The Dec. 4 Health IT Policy Committee meeting featured two significant presentations with privacy and security implications. Most significantly, the committee approved the recommendations of its Privacy and Security Tiger Team that ONC should pilot technologies and policies related to accounting of disclosures before CMS actually does any further rulemaking on the issue.
First, some background: A proposed rule published in 2011 stated that besides having a right to an accounting of disclosures of their information outside the areas of treatment, payment and health care operations, patients also have the right to an “access report” detailing every single access of their health information, for instance by hospital employees. This access report proposal has been widely criticized as unworkable.
Deven McGraw, a co-chair of the Tiger Team, summarized an ONC hearing it held earlier this fall:
• No testimony supported that the proposed access report was doable, at least with current technologies. Audit trail technologies are frequently mentioned as a tool for offering greater transparency to individuals, but audit logs, when they are deployed, are designed to track security-relevant system events, not user activity, and do not easily produce reports designed to be understandable to individuals.
• No one at the hearing offered a specific technical path forward toward accomplishing the scope of what was proposed in the Notice of Proposed Rulemaking (NPRM) access report.
• Questions were raised about the potentially significant costs of the NPRM access report.
• It's not clear that patients want, or would find value in, the deluge of information likely to be produced by the NPRM access report. Today, patients rarely ask for these, she noted.
The Tiger Team recommends that ONC work on pilot projects that would allow patients to request a report about external disclosures from an EHR, with some examples of how to define external disclosures. But the recommendation stresses that any potential solutions must make it technically feasible for this type of report generation to be automated, so it is not a huge time and cost burden on providers, McGraw said.
Additionally, McGraw and co-chair Paul Egerman described an alternative to the concept of an access report listing every employee who has accessed data. The Tiger Team suggested bolstering the right of an individual to an investigation of alleged inappropriate access. The hearing indicated that an investigation, rather than an accounting, might satisfy many patient concerns, they said. Such an investigation should enable patients to ask whether a particular individual inappropriately accessed their records or find out what happened to their records in a particular circumstance. The full Policy Committee endorsed their recommendations, which likely means that there will be further research before any rulemaking is undertaken.
In a separate presentation, Susan McAndrew, senior policy specialist in the HHS Office for Civil Rights, gave an update about progress on compliance and enforcement. First, she said that HHS is in the final stages of rulemaking about changes to CLIA (Clinical Laboratory Improvement Amendments) regulations that will allow lab vendors to send results directly to patients at their request.
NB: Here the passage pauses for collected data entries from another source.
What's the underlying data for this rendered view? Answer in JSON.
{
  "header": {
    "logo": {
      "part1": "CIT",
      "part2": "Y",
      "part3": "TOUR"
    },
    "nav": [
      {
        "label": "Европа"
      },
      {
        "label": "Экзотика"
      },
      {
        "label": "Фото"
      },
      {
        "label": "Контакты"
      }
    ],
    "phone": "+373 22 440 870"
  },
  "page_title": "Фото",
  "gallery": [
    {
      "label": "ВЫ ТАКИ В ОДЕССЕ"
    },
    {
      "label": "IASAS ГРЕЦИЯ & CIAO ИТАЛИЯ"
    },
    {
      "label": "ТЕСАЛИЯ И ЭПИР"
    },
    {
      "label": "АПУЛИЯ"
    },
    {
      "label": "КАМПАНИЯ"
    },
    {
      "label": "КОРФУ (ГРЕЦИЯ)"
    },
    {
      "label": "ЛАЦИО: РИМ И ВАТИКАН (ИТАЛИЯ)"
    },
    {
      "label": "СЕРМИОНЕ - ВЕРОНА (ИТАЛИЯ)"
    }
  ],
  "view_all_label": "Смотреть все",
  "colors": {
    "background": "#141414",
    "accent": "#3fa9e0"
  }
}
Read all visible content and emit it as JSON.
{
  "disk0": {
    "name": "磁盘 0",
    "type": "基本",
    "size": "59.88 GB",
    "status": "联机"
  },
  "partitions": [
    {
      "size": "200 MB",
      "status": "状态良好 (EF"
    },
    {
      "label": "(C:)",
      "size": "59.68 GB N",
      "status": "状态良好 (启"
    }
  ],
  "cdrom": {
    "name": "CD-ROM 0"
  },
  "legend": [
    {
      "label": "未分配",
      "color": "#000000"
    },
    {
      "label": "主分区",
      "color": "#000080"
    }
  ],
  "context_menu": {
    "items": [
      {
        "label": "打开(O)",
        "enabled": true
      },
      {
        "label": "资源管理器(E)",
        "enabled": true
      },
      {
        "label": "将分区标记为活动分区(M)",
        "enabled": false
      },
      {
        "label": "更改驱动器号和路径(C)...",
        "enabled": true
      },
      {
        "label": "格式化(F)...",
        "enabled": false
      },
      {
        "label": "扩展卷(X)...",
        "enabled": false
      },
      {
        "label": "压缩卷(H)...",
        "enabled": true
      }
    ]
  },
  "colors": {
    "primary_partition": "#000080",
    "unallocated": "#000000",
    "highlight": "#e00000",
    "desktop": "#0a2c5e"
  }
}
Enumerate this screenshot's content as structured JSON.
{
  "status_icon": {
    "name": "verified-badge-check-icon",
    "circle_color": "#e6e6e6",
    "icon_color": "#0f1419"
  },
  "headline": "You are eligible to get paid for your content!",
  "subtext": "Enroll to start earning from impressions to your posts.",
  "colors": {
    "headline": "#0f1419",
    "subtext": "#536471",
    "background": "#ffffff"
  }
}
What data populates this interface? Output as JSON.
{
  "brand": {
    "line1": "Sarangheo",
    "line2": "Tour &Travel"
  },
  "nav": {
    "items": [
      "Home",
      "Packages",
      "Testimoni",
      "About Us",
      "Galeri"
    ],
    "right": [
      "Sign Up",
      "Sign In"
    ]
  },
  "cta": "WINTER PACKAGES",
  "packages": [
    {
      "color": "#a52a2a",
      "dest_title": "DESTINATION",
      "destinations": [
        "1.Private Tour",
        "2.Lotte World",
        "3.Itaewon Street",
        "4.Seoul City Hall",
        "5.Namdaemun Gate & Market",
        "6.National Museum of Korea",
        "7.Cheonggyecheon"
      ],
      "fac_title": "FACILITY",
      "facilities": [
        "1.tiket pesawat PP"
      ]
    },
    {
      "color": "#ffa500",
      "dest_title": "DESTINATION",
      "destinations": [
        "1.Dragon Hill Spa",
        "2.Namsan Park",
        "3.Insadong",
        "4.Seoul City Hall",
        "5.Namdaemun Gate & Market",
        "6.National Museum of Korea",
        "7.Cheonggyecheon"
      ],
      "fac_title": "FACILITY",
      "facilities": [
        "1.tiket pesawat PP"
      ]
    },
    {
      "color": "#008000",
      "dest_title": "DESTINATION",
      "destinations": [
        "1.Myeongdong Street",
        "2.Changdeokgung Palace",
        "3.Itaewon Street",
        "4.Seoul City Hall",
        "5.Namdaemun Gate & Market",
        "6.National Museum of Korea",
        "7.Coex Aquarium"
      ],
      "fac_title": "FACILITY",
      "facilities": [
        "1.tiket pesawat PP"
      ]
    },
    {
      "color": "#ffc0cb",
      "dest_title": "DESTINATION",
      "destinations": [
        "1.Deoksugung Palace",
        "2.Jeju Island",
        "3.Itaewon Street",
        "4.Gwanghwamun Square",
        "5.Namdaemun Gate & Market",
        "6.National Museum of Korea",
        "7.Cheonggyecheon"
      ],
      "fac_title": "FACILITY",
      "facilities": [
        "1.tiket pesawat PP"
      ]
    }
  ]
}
McAndrew also updated the committee on OCR’s audit program. It is currently evaluating the audit program and preparing for permanent integration of the audit function in its work portfolio. “I do think that for security rule compliance, audit is a significant tool, and more valuable than the complaint-driven processes,” she said. “While we can follow up on breaches, that comes far too late in the process.”
She shared some details from the audit pilot, including the fact that 58 of 59 providers had at least one security finding or observation.
There was no complete and accurate risk assessment in two-thirds of entities audited. The most common cause identified was that the entity was unaware of the requirement, which is cause for even greater outreach and education, she said.